Les problèmes récurrents de l’école nigérienne sont bien connus et ne constituent en vérité, aucun mystère. Ce sont des problèmes de dyslexie, de dyscalculie, de dysorthographie, de dysgraphie et de dysphasie. En vérité, si l’on veut du changement véritable de l’école nigérienne, ce sont sur ces problèmes précités qu’il faille agir et cela est bel et bien possible, pour peu que l’on fasse appel à des spécialistes attitrés et non à des vendeurs de « pacotille pédagogique » ; voire à des vendeurs d’illusions.
La dyslexie : c’est l’incapacité d’un apprenant ayant franchi le cap du Cours d’Initiation de pouvoir lire couramment « sans trébucher ».
La dyscalculie : c’est l’incapacité d’un apprenant ayant franchi le cap du Cours d’Initiation de savoir compter, de faire la différence entre les chiffres et les nombres, de pouvoir raisonner pour trouver la solution d’un problème.
La dysorthographie, c’est l’incapacité d’un apprenant ayant franchi le cap du Cours d’Initiation, de pouvoir écrire correctement les mots ; de pouvoir bien orthographier les mots.
La dysgraphie, c’est l’incapacité d’un apprenant ayant franchi le cap du Cours d’Initiation, de pouvoir écrire lisiblement les mots.
La dysphasie, c’est l’incapacité d’un apprenant ayant franchi le Cours d’Initiation de pouvoir bien prononcer les mots ; de pouvoir bien articuler les mots.
Voilà en vérité, les problèmes pédagogiques qui se posent avec acuité à l’école nigérienne. Pour transformer « cette école moribonde » ; c’est sur ces problèmes précités qu’il faille agir.
Cela est bel et bien possible en faisant valoir les actions concrètes et fécondes suivantes : améliorer la formation initiale faite à l’Ecole Normale, faire en sorte que la formation continue soit régulière et efficace, renforcer l’encadrement pédagogique, procéder sans conteste à des séances permanentes de remédiation des enseignements/apprentissages déjà faits, mais non assimilés totalement par les apprenants, concevoir de nouveaux programmes d’enseignement/apprentissage, élaborer de nouveaux manuels didactiques. Le tout doit être couronné, par le souci de voir enseignants de terrain comme encadreurs de terrain, même les cadres centraux du Ministère être capables de creuser leurs méninges et de faire des innovations pertinentes susceptibles d’améliorer le système éducatif d’une manière générale.
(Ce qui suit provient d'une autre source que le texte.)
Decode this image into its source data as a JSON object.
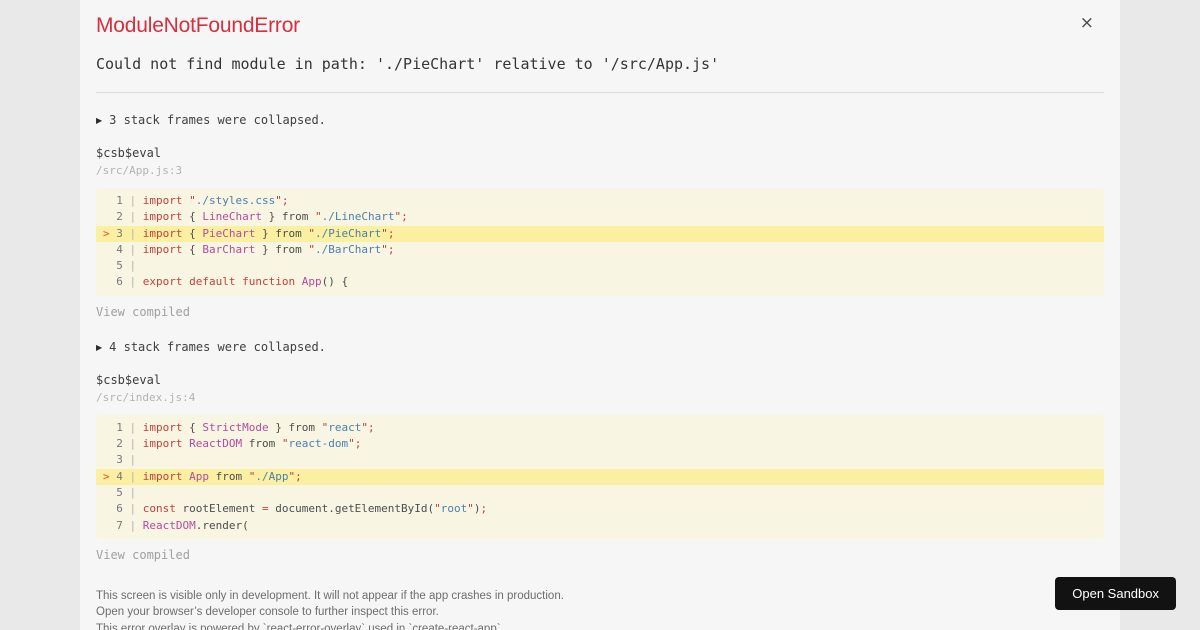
{
  "overlay": {
    "title": "ModuleNotFoundError",
    "close_label": "×",
    "message": "Could not find module in path: './PieChart' relative to '/src/App.js'"
  },
  "frames": [
    {
      "collapsed_icon": "▶",
      "collapsed": "3 stack frames were collapsed.",
      "fn": "$csb$eval",
      "location": "/src/App.js:3",
      "highlight_line": 3,
      "view_compiled": "View compiled",
      "code": [
        [
          [
            "k",
            "import"
          ],
          [
            "p",
            " "
          ],
          [
            "q",
            "\""
          ],
          [
            "s",
            "./styles.css"
          ],
          [
            "q",
            "\""
          ],
          [
            "k",
            ";"
          ]
        ],
        [
          [
            "k",
            "import"
          ],
          [
            "p",
            " { "
          ],
          [
            "i",
            "LineChart"
          ],
          [
            "p",
            " } from "
          ],
          [
            "q",
            "\""
          ],
          [
            "s",
            "./LineChart"
          ],
          [
            "q",
            "\""
          ],
          [
            "k",
            ";"
          ]
        ],
        [
          [
            "k",
            "import"
          ],
          [
            "p",
            " { "
          ],
          [
            "i",
            "PieChart"
          ],
          [
            "p",
            " } from "
          ],
          [
            "q",
            "\""
          ],
          [
            "s",
            "./PieChart"
          ],
          [
            "q",
            "\""
          ],
          [
            "k",
            ";"
          ]
        ],
        [
          [
            "k",
            "import"
          ],
          [
            "p",
            " { "
          ],
          [
            "i",
            "BarChart"
          ],
          [
            "p",
            " } from "
          ],
          [
            "q",
            "\""
          ],
          [
            "s",
            "./BarChart"
          ],
          [
            "q",
            "\""
          ],
          [
            "k",
            ";"
          ]
        ],
        [],
        [
          [
            "k",
            "export"
          ],
          [
            "p",
            " "
          ],
          [
            "k",
            "default"
          ],
          [
            "p",
            " "
          ],
          [
            "k",
            "function"
          ],
          [
            "p",
            " "
          ],
          [
            "i",
            "App"
          ],
          [
            "p",
            "() {"
          ]
        ]
      ]
    },
    {
      "collapsed_icon": "▶",
      "collapsed": "4 stack frames were collapsed.",
      "fn": "$csb$eval",
      "location": "/src/index.js:4",
      "highlight_line": 4,
      "view_compiled": "View compiled",
      "code": [
        [
          [
            "k",
            "import"
          ],
          [
            "p",
            " { "
          ],
          [
            "i",
            "StrictMode"
          ],
          [
            "p",
            " } from "
          ],
          [
            "q",
            "\""
          ],
          [
            "s",
            "react"
          ],
          [
            "q",
            "\""
          ],
          [
            "k",
            ";"
          ]
        ],
        [
          [
            "k",
            "import"
          ],
          [
            "p",
            " "
          ],
          [
            "i",
            "ReactDOM"
          ],
          [
            "p",
            " from "
          ],
          [
            "q",
            "\""
          ],
          [
            "s",
            "react-dom"
          ],
          [
            "q",
            "\""
          ],
          [
            "k",
            ";"
          ]
        ],
        [],
        [
          [
            "k",
            "import"
          ],
          [
            "p",
            " "
          ],
          [
            "i",
            "App"
          ],
          [
            "p",
            " from "
          ],
          [
            "q",
            "\""
          ],
          [
            "s",
            "./App"
          ],
          [
            "q",
            "\""
          ],
          [
            "k",
            ";"
          ]
        ],
        [],
        [
          [
            "k",
            "const"
          ],
          [
            "p",
            " rootElement "
          ],
          [
            "k",
            "="
          ],
          [
            "p",
            " document.getElementById("
          ],
          [
            "q",
            "\""
          ],
          [
            "s",
            "root"
          ],
          [
            "q",
            "\""
          ],
          [
            "p",
            ")"
          ],
          [
            "k",
            ";"
          ]
        ],
        [
          [
            "i",
            "ReactDOM"
          ],
          [
            "p",
            ".render("
          ]
        ]
      ]
    }
  ],
  "footer": {
    "lines": [
      "This screen is visible only in development. It will not appear if the app crashes in production.",
      "Open your browser’s developer console to further inspect this error.",
      "This error overlay is powered by `react-error-overlay` used in `create-react-app`."
    ],
    "open_sandbox": "Open Sandbox"
  },
  "colors": {
    "page_bg": "#e9e9e9",
    "overlay_bg": "#f6f6f6",
    "title_red": "#d5303e",
    "text_dark": "#353535",
    "muted": "#b3b3b3",
    "faint": "#a0a0a0",
    "footer_text": "#6d6d6d",
    "divider": "#dcdcdc",
    "code_bg": "#f8f5e3",
    "code_hl_bg": "#fbf0a1",
    "keyword": "#c5403a",
    "identifier": "#b44b9f",
    "string": "#4a7fae",
    "quote": "#a8423a",
    "plain": "#4d4d4d",
    "lineno": "#787878",
    "pipe": "#b4b4b4",
    "marker": "#e05038",
    "button_bg": "#121212",
    "button_text": "#ffffff"
  }
}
Il faut que les cadres centraux du Ministère, que les Directeurs Régionaux de l’Education, que les Inspecteurs de l’Education Nationale, que les Conseillers Pédagogiques et que les Directeurs d’Ecole, de façon pragmatique, concrète, féconde, se préoccupent perpétuellement de sauver les enfants du peuple « du naufrage pédagogique ». Tant il est vrai que le Pilote et Ecrivain français Antoine de Saint-Exupéry a eu raison de dire : « Ce qui me tourmente, ce ne sont ni ces bosses ni ces creux ; ce qui me tourmente, c’est que les soupes populaires ne guérissent point ; ce qui me tourmente, c’est un peu dans chacun de ces hommes Mozart assassiné ».
L’école de la refondation doit parvenir de façon simple ; avec des moyens du bord, à solutionner les problèmes aigus qui se posent à l’école actuelle et cela sans conteste, en faisant valoir le pragmatisme fécond, en lieu et place du verbiage infertile.
Par exemple, pour solutionner la dyslexie, la dyscalculie, la dysorthographie, la dysgraphie et la dysphasie, il y a des méthodes et des techniques pédagogiques et spécifiques à faire valoir de façon concrète. Pour peu que la vocation prévalût, pour peu que le sacerdoce éducatif existât, pour peu que l’abnégation manifeste intervînt ; ce sont des problèmes pédagogiques qui sont vite surmontables. Il n’y a rien qui n’est pas surmontable en matière de problèmes pédagogiques ; il suffirait tout simplement d’avoir l’art incontestable de pouvoir les solutionner.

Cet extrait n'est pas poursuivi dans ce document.